Myriad treatment modalities are available for neurogenic bladder (NGB) including behavioral therapies, oral pharmacotherapy, catheterization and surgical procedures. Little is known about how NGB patients are managed in the real world, how well patterns relate to clinical guidelines and how strategies may have changed over time. To address this gap, a systematic review (SR) was conducted using MEDLINE and EMBASE [1996–2017]. The inclusion criteria for studies were: (I) published in English; (II) conducted in human subjects; (III) reporting the treatment patterns/use in NGB; (IV) conducted in a real world setting. A narrative synthesis of results was conducted, comparing the results to current treatment guidelines. Percentage of treatment use was summarized using ranges. Eight studies met the inclusion criteria. Although most studies focused on spinal cord injuries (SCI), study designs and settings were heterogeneous. All data was collected before 2007. The most popular form of oral pharmacotherapy was antimuscarinics, used by 12.6–86.7% of patients; 0–100% of patients used catheterization techniques, 2.5–53.1% used reflex voiding (RV), and 0.2–55% underwent surgery. A notable amount of patients switched treatments.

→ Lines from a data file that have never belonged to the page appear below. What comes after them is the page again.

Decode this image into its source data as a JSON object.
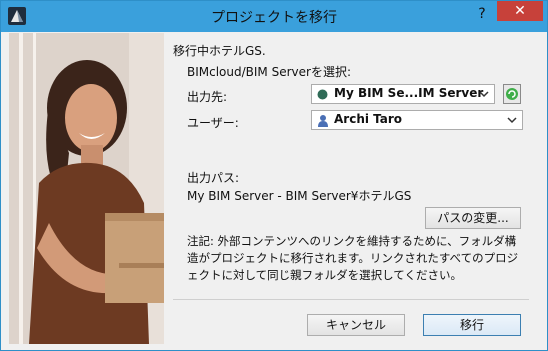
{
  "window": {
    "title": "プロジェクトを移行",
    "help_label": "?",
    "close_label": "✕"
  },
  "dialog": {
    "heading": "移行中ホテルGS.",
    "select_label": "BIMcloud/BIM Serverを選択:",
    "destination_label": "出力先:",
    "destination_value": "My BIM Se...IM Server",
    "user_label": "ユーザー:",
    "user_value": "Archi Taro",
    "output_path_label": "出力パス:",
    "output_path_value": "My BIM Server - BIM Server¥ホテルGS",
    "change_path_button": "パスの変更...",
    "note": "注記: 外部コンテンツへのリンクを維持するために、フォルダ構造がプロジェクトに移行されます。リンクされたすべてのプロジェクトに対して同じ親フォルダを選択してください。",
    "cancel_button": "キャンセル",
    "migrate_button": "移行"
  },
  "colors": {
    "titlebar": "#3aa0dc",
    "close_button": "#c7413a",
    "refresh_button": "#3fae49"
  }
}
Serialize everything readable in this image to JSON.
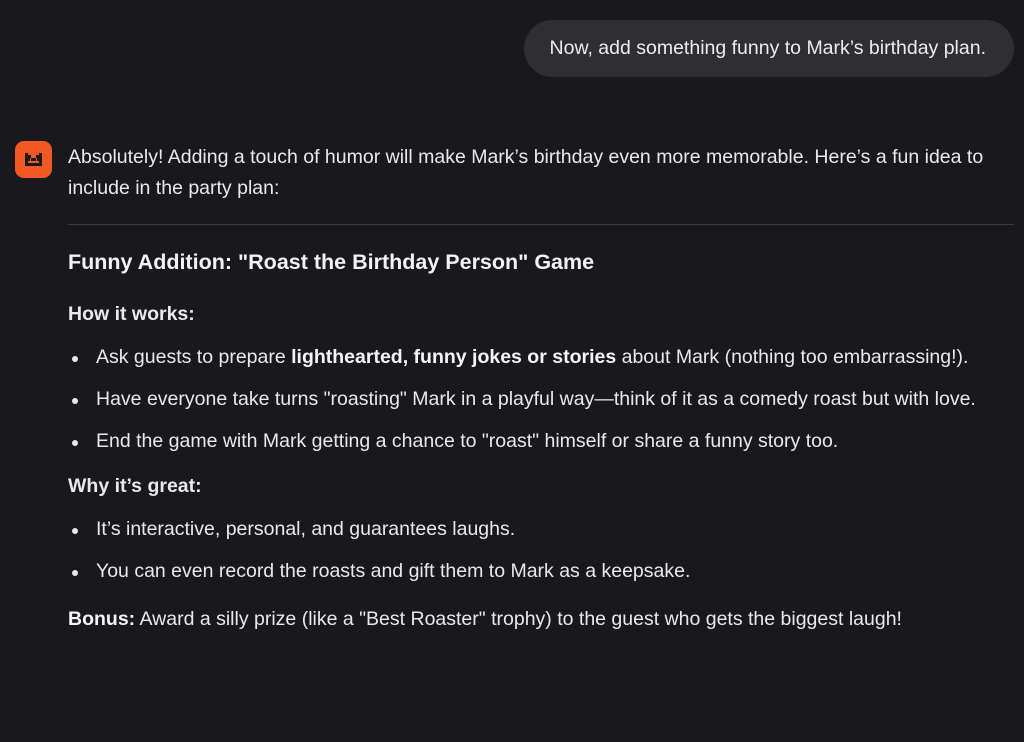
{
  "user_message": "Now, add something funny to Mark’s birthday plan.",
  "assistant": {
    "avatar_icon": "mistral-logo-icon",
    "avatar_color": "#f05a22",
    "intro": "Absolutely! Adding a touch of humor will make Mark’s birthday even more memorable. Here’s a fun idea to include in the party plan:",
    "heading": "Funny Addition: \"Roast the Birthday Person\" Game",
    "how_it_works": {
      "label": "How it works:",
      "items": [
        {
          "before": "Ask guests to prepare ",
          "bold": "lighthearted, funny jokes or stories",
          "after": " about Mark (nothing too embarrassing!)."
        },
        {
          "text": "Have everyone take turns \"roasting\" Mark in a playful way—think of it as a comedy roast but with love."
        },
        {
          "text": "End the game with Mark getting a chance to \"roast\" himself or share a funny story too."
        }
      ]
    },
    "why_great": {
      "label": "Why it’s great:",
      "items": [
        "It’s interactive, personal, and guarantees laughs.",
        "You can even record the roasts and gift them to Mark as a keepsake."
      ]
    },
    "bonus": {
      "label": "Bonus:",
      "text": " Award a silly prize (like a \"Best Roaster\" trophy) to the guest who gets the biggest laugh!"
    }
  }
}
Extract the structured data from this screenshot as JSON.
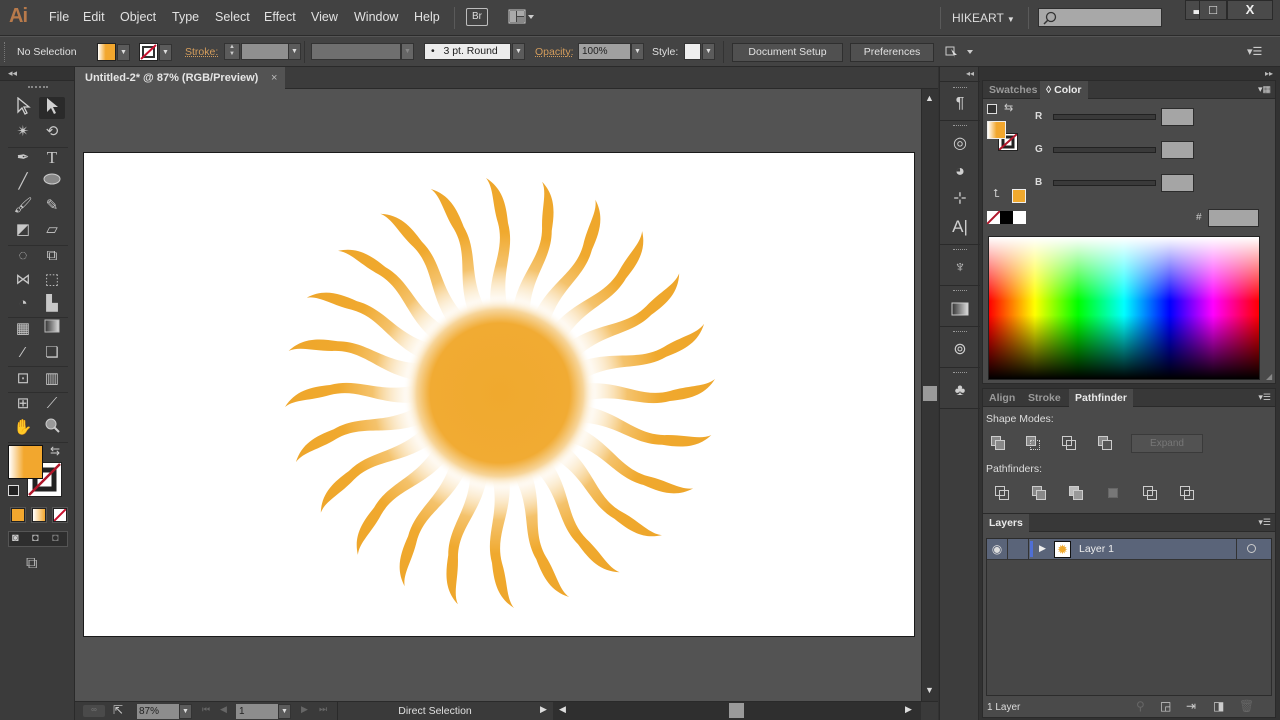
{
  "app": {
    "logo": "Ai",
    "menu": [
      "File",
      "Edit",
      "Object",
      "Type",
      "Select",
      "Effect",
      "View",
      "Window",
      "Help"
    ],
    "bridge_label": "Br",
    "workspace": "HIKEART",
    "search_placeholder": "",
    "window_controls": {
      "minimize": "▬",
      "maximize": "□",
      "close": "X"
    }
  },
  "control_bar": {
    "selection_status": "No Selection",
    "fill_color": "#f2a72e",
    "stroke_label": "Stroke:",
    "stroke_weight": "",
    "variable_width": "",
    "brush": "3 pt. Round",
    "brush_bullet": "•",
    "opacity_label": "Opacity:",
    "opacity_value": "100%",
    "style_label": "Style:",
    "document_setup": "Document Setup",
    "preferences": "Preferences"
  },
  "document": {
    "tab_title": "Untitled-2* @ 87% (RGB/Preview)",
    "tab_close": "×",
    "artwork": {
      "name": "sun",
      "fill_color": "#f0a92e",
      "ray_count": 24
    }
  },
  "status_bar": {
    "zoom": "87%",
    "artboard_number": "1",
    "current_tool": "Direct Selection"
  },
  "tools_panel": {
    "collapse": "◂◂",
    "fill_color": "#f2a72e"
  },
  "color_panel": {
    "tabs": [
      "Swatches",
      "◊ Color"
    ],
    "active_tab": "Color",
    "channels": [
      {
        "label": "R",
        "value": ""
      },
      {
        "label": "G",
        "value": ""
      },
      {
        "label": "B",
        "value": ""
      }
    ],
    "hex_label": "#",
    "hex_value": "",
    "out_of_gamut_color": "#f0a92e"
  },
  "pathfinder_panel": {
    "tabs": [
      "Align",
      "Stroke",
      "Pathfinder"
    ],
    "active_tab": "Pathfinder",
    "shape_modes_label": "Shape Modes:",
    "expand_label": "Expand",
    "pathfinders_label": "Pathfinders:"
  },
  "layers_panel": {
    "tab": "Layers",
    "layers": [
      {
        "name": "Layer 1",
        "visible": true,
        "color": "#4f6fd6"
      }
    ],
    "footer_count": "1 Layer"
  }
}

This SR revealed that numerous strategies have been used to manage NGB throughout the years and there has been a large variance in their use. Whilst there were some discrepancies, most practices matched recommendations made in current guidelines. Ultimately, this SR showed that there is a large gap of epidemiological studies conducted in the field of NGB and the authors felt that available data was insufficient to build a comprehensive picture of treatment patterns. Epidemiological studies using electronic medical records (EMRs) are necessary to advance our understanding of how treatment patterns have changed, and also build a comprehensive picture of how patients are managed in current practice.